In 1990 little was known about Alzheimer’s when the doctor called saying, “I’m sorry, Carol has a dementia disease known as Alzheimer’s.” She was sixty-four years old and I didn’t believe it. I had to fight my way in and out of the disease's process to learn it. Being a gay couple, we didn’t run into many folks like us at caregiver support groups and felt this story needed telling.
"Today is the first day I've had the desire to write. I've thought about it for months, even years, but this is the first time I feel the need. I want to write of the struggle she's going through with this horrific disease; the everyday living. I want to write how the caregiver loses herself along with the victim. Victim--first time I've used that word. But there is no other word that best describes it. Carol is a victim of time.

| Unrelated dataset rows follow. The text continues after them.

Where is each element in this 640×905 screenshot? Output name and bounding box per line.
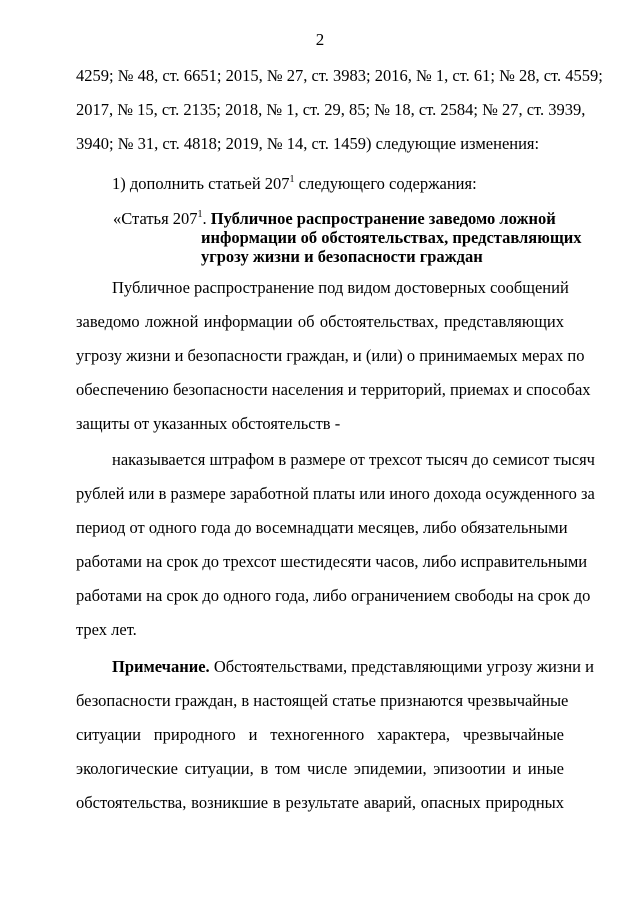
- note-paragraph: [76, 657, 594, 827]
- text-line: обеспечению безопасности населения и территорий, приемах и способах: [76, 380, 591, 399]
- text-line: Публичное распространение под видом достоверных сообщений: [112, 278, 569, 297]
- intro-paragraph: [76, 66, 603, 168]
- amendment-item: [112, 174, 562, 208]
- text-line: угрозу жизни и безопасности граждан, и (или) о принимаемых мерах по: [76, 346, 585, 365]
- text-line: защиты от указанных обстоятельств -: [76, 414, 341, 433]
- sanction-paragraph: [76, 450, 595, 654]
- text-line: наказывается штрафом в размере от трехсот тысяч до семисот тысяч: [112, 450, 595, 469]
- text-line: безопасности граждан, в настоящей статье признаются чрезвычайные: [76, 691, 569, 710]
- note-first-line: Обстоятельствами, представляющими угрозу жизни и: [209, 657, 594, 676]
- text-line: 2017, № 15, ст. 2135; 2018, № 1, ст. 29, 85; № 18, ст. 2584; № 27, ст. 3939,: [76, 100, 586, 119]
- article-title-line: информации об обстоятельствах, представляющих: [201, 228, 582, 247]
- text-line: трех лет.: [76, 620, 137, 639]
- article-title-line: угрозу жизни и безопасности граждан: [201, 247, 483, 266]
- text-line: работами на срок до одного года, либо ограничением свободы на срок до: [76, 586, 591, 605]
- item-suffix: следующего содержания:: [294, 174, 477, 193]
- text-line: 4259; № 48, ст. 6651; 2015, № 27, ст. 3983; 2016, № 1, ст. 61; № 28, ст. 4559;: [76, 66, 603, 85]
- text-line: обстоятельства, возникшие в результате аварий, опасных природных: [76, 793, 564, 812]
- text-line: рублей или в размере заработной платы или иного дохода осужденного за: [76, 484, 595, 503]
- disposition-paragraph: [76, 278, 591, 448]
- text-line: период от одного года до восемнадцати месяцев, либо обязательными: [76, 518, 568, 537]
- text-line: 3940; № 31, ст. 4818; 2019, № 14, ст. 1459) следующие изменения:: [76, 134, 540, 153]
- article-title-line: Публичное распространение заведомо ложной: [210, 209, 556, 228]
- text-line: работами на срок до трехсот шестидесяти часов, либо исправительными: [76, 552, 588, 571]
- page-number: 2: [315, 30, 325, 49]
- article-superscript: 1: [197, 209, 203, 220]
- article-prefix: «Статья 207: [113, 209, 198, 228]
- note-label: Примечание.: [112, 657, 210, 676]
- text-line: экологические ситуации, в том числе эпидемии, эпизоотии и иные: [76, 759, 564, 778]
- text-line: ситуации природного и техногенного характера, чрезвычайные: [76, 725, 564, 744]
- article-suffix: .: [202, 209, 211, 228]
- item-prefix: 1) дополнить статьей 207: [112, 174, 290, 193]
- item-superscript: 1: [289, 174, 295, 185]
- text-line: [76, 657, 594, 691]
- text-line: заведомо ложной информации об обстоятельствах, представляющих: [76, 312, 564, 331]
- article-heading: [113, 209, 582, 266]
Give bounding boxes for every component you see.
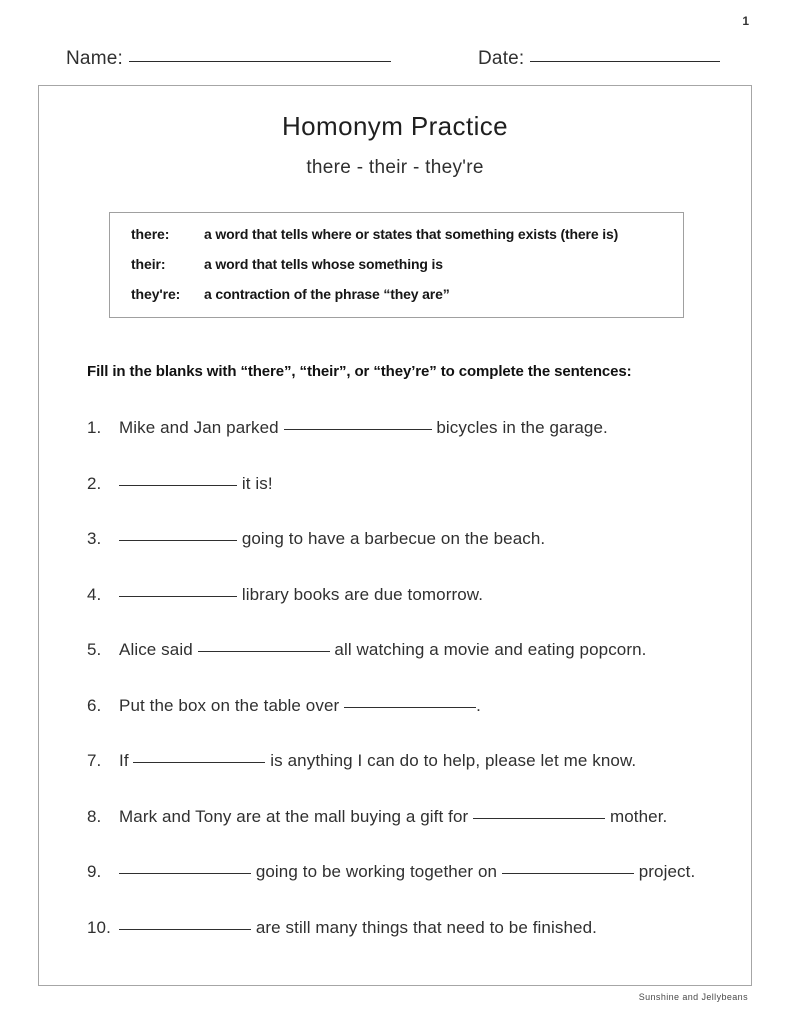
worksheet-title: Homonym Practice [281,111,509,141]
question-text [119,807,667,827]
question-item-6 [87,696,733,752]
question-text-before: Mike and Jan parked [119,418,284,437]
question-item-4 [87,585,733,641]
question-text-after: going to be working together on [251,862,502,881]
name-label: Name: [66,48,123,69]
worksheet-sheet [38,85,752,986]
question-text [119,585,483,605]
question-item-9 [87,862,733,918]
answer-blank[interactable] [119,485,237,486]
question-text-before: Put the box on the table over [119,695,345,715]
question-text-after: are still many things that need to be finished. [251,917,597,937]
question-list [87,418,733,973]
answer-blank[interactable] [344,707,476,708]
name-date-header [66,48,731,74]
question-number: 7. [87,751,102,770]
answer-blank[interactable] [198,651,330,652]
question-number: 6. [87,695,102,715]
question-text-after: all watching a movie and eating popcorn. [329,640,647,659]
name-blank-line[interactable] [129,61,391,62]
question-number: 8. [87,806,102,826]
question-number: 5. [87,640,102,659]
definition-row [110,226,683,256]
question-text [119,529,545,549]
question-number: 2. [87,473,102,493]
question-text [119,474,273,494]
answer-blank[interactable] [119,596,237,597]
answer-blank[interactable] [473,818,605,819]
definition-box [109,212,684,318]
definition-meaning: a word that tells where or states that something exists (there is) [204,226,619,242]
date-blank-line[interactable] [530,61,720,62]
question-item-5 [87,640,733,696]
question-text [119,418,608,438]
question-text-before: Alice said [119,640,198,659]
definition-term: their: [131,256,166,272]
question-item-7 [87,751,733,807]
question-text-after: library books are due tomorrow. [237,584,484,604]
instruction-text: Fill in the blanks with “there”, “their”, or “they’re” to complete the sentences: [87,363,632,380]
question-item-10 [87,918,733,974]
question-text-after-second: project. [633,862,696,881]
answer-blank[interactable] [119,540,237,541]
answer-blank[interactable] [119,873,251,874]
question-text [119,918,597,938]
question-text-before: Mark and Tony are at the mall buying a gift for [119,806,474,826]
question-text-after: it is! [237,473,273,493]
question-item-8 [87,807,733,863]
question-item-1 [87,418,733,474]
definition-row [110,256,683,286]
question-text-after: mother. [605,806,668,826]
question-text [119,696,481,716]
answer-blank-second[interactable] [502,873,634,874]
name-field [66,48,391,70]
question-text-after: bicycles in the garage. [431,418,608,437]
question-item-3 [87,529,733,585]
definition-row [110,286,683,316]
question-text-after: going to have a barbecue on the beach. [237,529,546,548]
question-text [119,640,647,660]
footer-credit: Sunshine and Jellybeans [638,992,748,1002]
date-label: Date: [478,48,525,69]
worksheet-subtitle: there - their - they're [306,157,484,178]
question-text-after: is anything I can do to help, please let me know. [265,751,637,770]
page-number: 1 [742,14,749,28]
question-item-2 [87,474,733,530]
answer-blank[interactable] [284,429,432,430]
question-number: 3. [87,529,102,548]
definition-meaning: a contraction of the phrase “they are” [204,286,450,302]
answer-blank[interactable] [119,929,251,930]
question-number: 10. [87,917,111,937]
definition-meaning: a word that tells whose something is [204,256,443,272]
definition-term: there: [131,226,170,242]
question-text [119,751,636,771]
question-text-after: . [476,695,481,715]
question-text [119,862,695,882]
question-text-before: If [119,751,134,770]
definition-term: they're: [131,286,181,302]
date-field [478,48,720,70]
question-number: 4. [87,584,102,604]
answer-blank[interactable] [133,762,265,763]
question-number: 9. [87,862,102,881]
question-number: 1. [87,418,102,437]
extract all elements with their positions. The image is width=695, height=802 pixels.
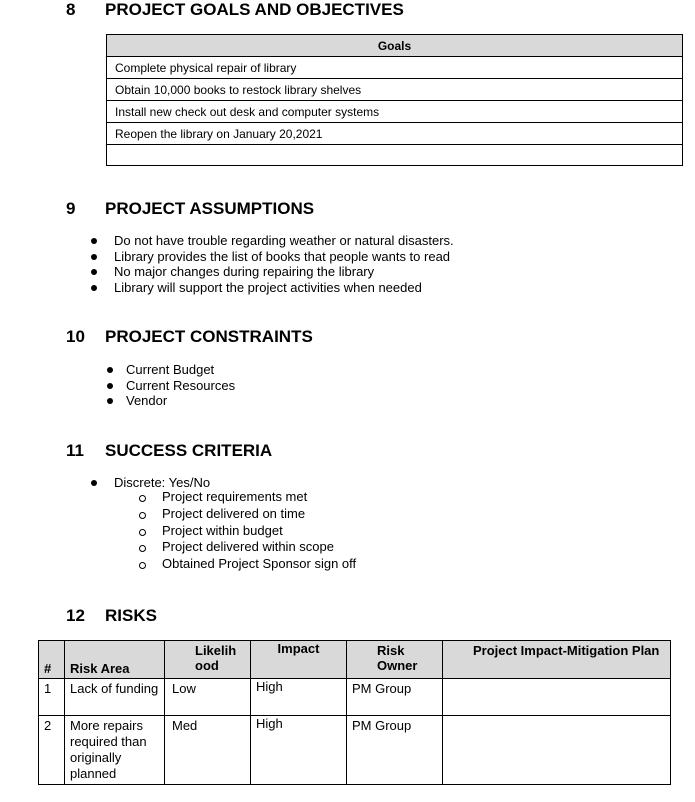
section-heading-assumptions <box>66 199 314 219</box>
list-item <box>114 264 454 280</box>
risks-table <box>38 640 671 785</box>
risk-owner: PM Group <box>347 679 443 716</box>
section-heading-risks <box>66 606 157 626</box>
table-row <box>39 679 671 716</box>
risk-area: Lack of funding <box>65 679 165 716</box>
sublist-item-text: Project within budget <box>162 522 283 538</box>
goals-table <box>106 34 683 166</box>
section-title: RISKS <box>105 606 157 625</box>
risk-area: More repairs required than originally planned <box>65 716 165 785</box>
list-item-text: No major changes during repairing the library <box>114 264 375 279</box>
section-title: PROJECT ASSUMPTIONS <box>105 199 315 218</box>
circle-bullet-icon <box>139 512 146 519</box>
bullet-icon <box>91 480 97 486</box>
list-item-text: Library will support the project activities when needed <box>114 279 422 295</box>
section-title: PROJECT CONSTRAINTS <box>105 327 313 346</box>
section-heading-constraints <box>66 327 313 347</box>
table-row <box>39 716 671 785</box>
list-item-text: Discrete: Yes/No <box>114 475 211 490</box>
section-title: SUCCESS CRITERIA <box>105 441 273 460</box>
sublist-item <box>162 539 356 556</box>
risk-num: 1 <box>39 679 65 716</box>
sublist-item-text: Obtained Project Sponsor sign off <box>162 556 357 572</box>
section-number: 8 <box>66 0 76 19</box>
goal-cell: Complete physical repair of library <box>107 57 683 79</box>
sublist-item-text: Project delivered within scope <box>162 539 334 555</box>
list-item-text: Current Resources <box>126 377 236 393</box>
list-item-text: Vendor <box>126 393 168 408</box>
risk-owner: PM Group <box>347 716 443 785</box>
sublist-item-text: Project requirements met <box>162 489 308 504</box>
sublist-item <box>162 556 356 573</box>
section-number: 12 <box>66 606 85 625</box>
bullet-icon <box>107 383 113 389</box>
sublist-item <box>162 506 356 523</box>
circle-bullet-icon <box>139 545 146 552</box>
goal-cell: Install new check out desk and computer systems <box>107 101 683 123</box>
risk-likelihood: Low <box>165 679 251 716</box>
section-number: 10 <box>66 327 85 346</box>
bullet-icon <box>91 285 97 291</box>
list-item <box>114 233 454 249</box>
goal-cell: Obtain 10,000 books to restock library shelves <box>107 79 683 101</box>
header-risk-owner: Risk Owner <box>347 641 443 679</box>
header-num: # <box>39 641 65 679</box>
goal-cell: Reopen the library on January 20,2021 <box>107 123 683 145</box>
list-item <box>126 362 235 378</box>
goals-header: Goals <box>107 35 683 57</box>
list-item <box>126 378 235 394</box>
bullet-icon <box>91 254 97 260</box>
section-title: PROJECT GOALS AND OBJECTIVES <box>105 0 404 19</box>
list-item-text: Current Budget <box>126 362 215 377</box>
section-number: 9 <box>66 199 76 218</box>
bullet-icon <box>107 367 113 373</box>
bullet-icon <box>107 398 113 404</box>
header-impact: Impact <box>251 641 347 679</box>
header-mitigation-plan: Project Impact-Mitigation Plan <box>443 641 671 679</box>
constraints-list <box>126 362 235 409</box>
risk-impact: High <box>251 679 347 716</box>
list-item <box>126 393 235 409</box>
list-item <box>114 249 454 265</box>
list-item-text: Do not have trouble regarding weather or natural disasters. <box>114 233 454 248</box>
section-heading-success-criteria <box>66 441 272 461</box>
circle-bullet-icon <box>139 495 146 502</box>
circle-bullet-icon <box>139 562 146 569</box>
risk-impact: High <box>251 716 347 785</box>
bullet-icon <box>91 269 97 275</box>
bullet-icon <box>91 238 97 244</box>
sublist-item-text: Project delivered on time <box>162 505 306 521</box>
header-risk-area: Risk Area <box>65 641 165 679</box>
risk-num: 2 <box>39 716 65 785</box>
list-item-text: Library provides the list of books that people wants to read <box>114 248 451 264</box>
header-likelihood: Likelih ood <box>165 641 251 679</box>
risk-likelihood: Med <box>165 716 251 785</box>
sublist-item <box>162 523 356 540</box>
assumptions-list <box>114 233 454 295</box>
risk-plan <box>443 679 671 716</box>
circle-bullet-icon <box>139 529 146 536</box>
list-item <box>114 280 454 296</box>
risk-plan <box>443 716 671 785</box>
success-criteria-sublist <box>162 489 356 573</box>
goal-cell-empty <box>107 145 683 166</box>
sublist-item <box>162 489 356 506</box>
section-heading-goals <box>66 0 404 20</box>
section-number: 11 <box>66 441 84 460</box>
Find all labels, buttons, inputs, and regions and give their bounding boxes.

"I've lost any thought that she'll get better. I've come to the conclusion I'm living alone, even though she's with me in body. She doesn't talk to me in understandable conversation. We play charades to discover what she wants. I've stopped all walks and exercise. I don't want to go to the store because I'm alone, even though she's at my side. I hate life. I'm eating fatty foods, hoping to have a heart attack and die. Then I won't have to face her dying in front of me, inch by inch."
Am I at peace with what I wrote? I’ll say yes, but at times I wish I had written it in story book form. But this was the truth, what actually happened, written in my words and Carol’s daily date books. But I won’t truly be at peace until I see a cure for this horrendous disease.
Carol's Alzheimer's led me to lead support groups, work in Adult Day Care and an Assisted Living facility. Alzheimer’s is still in my life every day, as I help others online or wherever I live.
So many years later, Carol comes to me as Flutter By, her name for Butterfly. She comes in dreams. At times I feel her surround me saying, "Everything will be okay." Especially when I was living in a homeless shelter.